War Acchetia zynisch geworden? Vaash hatte sich Tasha gedreht, als diese eingetreten war. Ihre Stimme war schön, ein Durchbruch durch diese furchtbare Stille, die den Alten zu umnachten drohte. Er lächelte ihr väterlich zu, nickte und wandte sich dann zum Vize-Admiral, der in der Tat zynisch war. Immerhin wollte er ihn gerade einladen. Zu diesem Ball, der aus jungen Offizieren Helden machen sollte, damit diese ehrenhaft starben.
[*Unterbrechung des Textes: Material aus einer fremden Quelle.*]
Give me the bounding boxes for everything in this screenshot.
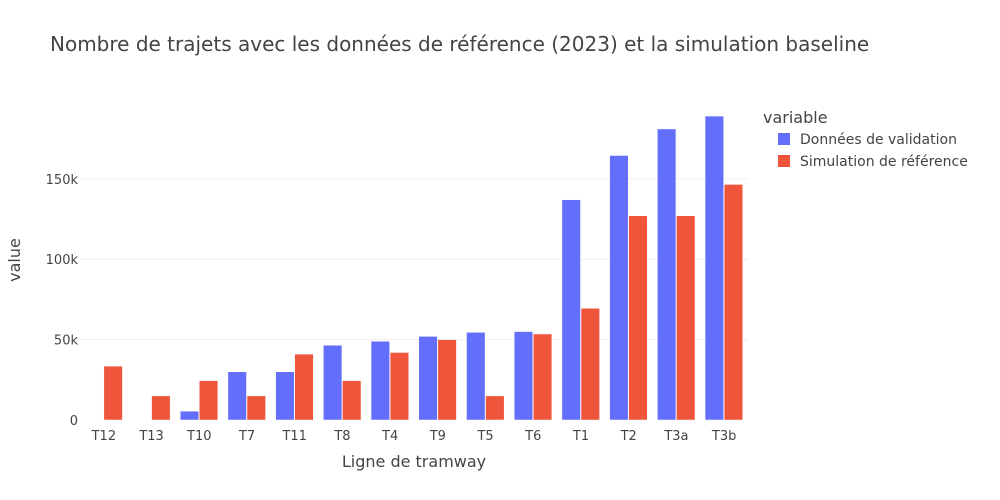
x-tick-label: T12 xyxy=(91,429,116,444)
x-tick-label: T4 xyxy=(381,429,398,444)
bar-validation-t10[interactable] xyxy=(179,410,200,421)
legend-item-label[interactable]: Simulation de référence xyxy=(800,154,968,170)
bar-validation-t4[interactable] xyxy=(370,340,390,421)
x-tick-label: T5 xyxy=(476,429,493,444)
bar-simulation-t9[interactable] xyxy=(437,339,457,421)
x-axis-title: Ligne de tramway xyxy=(342,452,486,471)
x-tick-label: T13 xyxy=(138,429,163,444)
bar-validation-t1[interactable] xyxy=(561,199,581,421)
y-tick-label: 50k xyxy=(54,334,79,349)
x-tick-label: T3a xyxy=(663,429,688,444)
grid-lines xyxy=(80,178,748,421)
x-tick-label: T8 xyxy=(333,429,350,444)
bar-validation-t11[interactable] xyxy=(275,371,295,421)
legend-title: variable xyxy=(763,108,828,127)
x-tick-label: T2 xyxy=(620,429,637,444)
legend-swatch[interactable] xyxy=(778,133,790,145)
legend-swatch[interactable] xyxy=(778,155,790,167)
y-tick-label: 150k xyxy=(46,173,79,188)
bar-simulation-t11[interactable] xyxy=(294,353,314,421)
bar-simulation-t13[interactable] xyxy=(151,395,171,421)
bar-validation-t8[interactable] xyxy=(323,344,343,421)
bar-validation-t7[interactable] xyxy=(227,371,247,421)
y-tick-label: 0 xyxy=(70,414,78,429)
bar-validation-t5[interactable] xyxy=(466,332,486,421)
x-tick-label: T11 xyxy=(281,429,306,444)
x-axis-ticks: T12 T13 T10 T7 T11 T8 T4 T9 T5 T6 T1 T2 T3a T3b xyxy=(91,429,737,444)
y-axis-ticks: 0 50k 100k 150k xyxy=(46,173,79,429)
x-tick-label: T6 xyxy=(524,429,541,444)
bar-validation-t2[interactable] xyxy=(609,155,629,421)
bar-simulation-t5[interactable] xyxy=(485,395,505,421)
bar-validation-t6[interactable] xyxy=(513,331,534,421)
bar-simulation-t3a[interactable] xyxy=(676,215,696,421)
bar-simulation-t12[interactable] xyxy=(103,365,123,421)
bar-validation-t3b[interactable] xyxy=(704,115,724,421)
chart-title: Nombre de trajets avec les données de ré… xyxy=(50,32,869,56)
bar-simulation-t8[interactable] xyxy=(342,380,362,421)
bar-simulation-t1[interactable] xyxy=(580,307,600,421)
x-tick-label: T3b xyxy=(711,429,736,444)
bar-simulation-t2[interactable] xyxy=(628,215,648,421)
bar-simulation-t4[interactable] xyxy=(389,352,409,421)
x-tick-label: T10 xyxy=(186,429,211,444)
y-axis-title: value xyxy=(5,238,24,282)
legend-item-label[interactable]: Données de validation xyxy=(800,132,957,148)
legend[interactable]: variable Données de validation Simulation… xyxy=(763,108,968,170)
bar-simulation-t6[interactable] xyxy=(533,333,553,421)
bar-simulation-t3b[interactable] xyxy=(723,184,743,421)
bars xyxy=(103,115,743,421)
bar-simulation-t7[interactable] xyxy=(246,395,266,421)
x-tick-label: T9 xyxy=(429,429,446,444)
bar-validation-t3a[interactable] xyxy=(657,128,677,421)
x-tick-label: T1 xyxy=(572,429,589,444)
y-tick-label: 100k xyxy=(46,253,79,268)
bar-simulation-t10[interactable] xyxy=(199,380,219,421)
x-tick-label: T7 xyxy=(238,429,255,444)
bar-validation-t9[interactable] xyxy=(418,336,438,421)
Ein Gesang auf die Glorie eines sterbenden Reiches. Vaash wollte dort kein Held sein. Nicht mehr. Doch irgendwo hatte der junge Offizier vor ihm recht. Einmal noch die Fassade sanieren, einmal noch jemand sein, bevor man sich aufgab. Vielleicht gab es dort auch genug Alkohol, um die Gedanken und Gesichter zu töten. Bekümmert sagte der Alte: "Ja."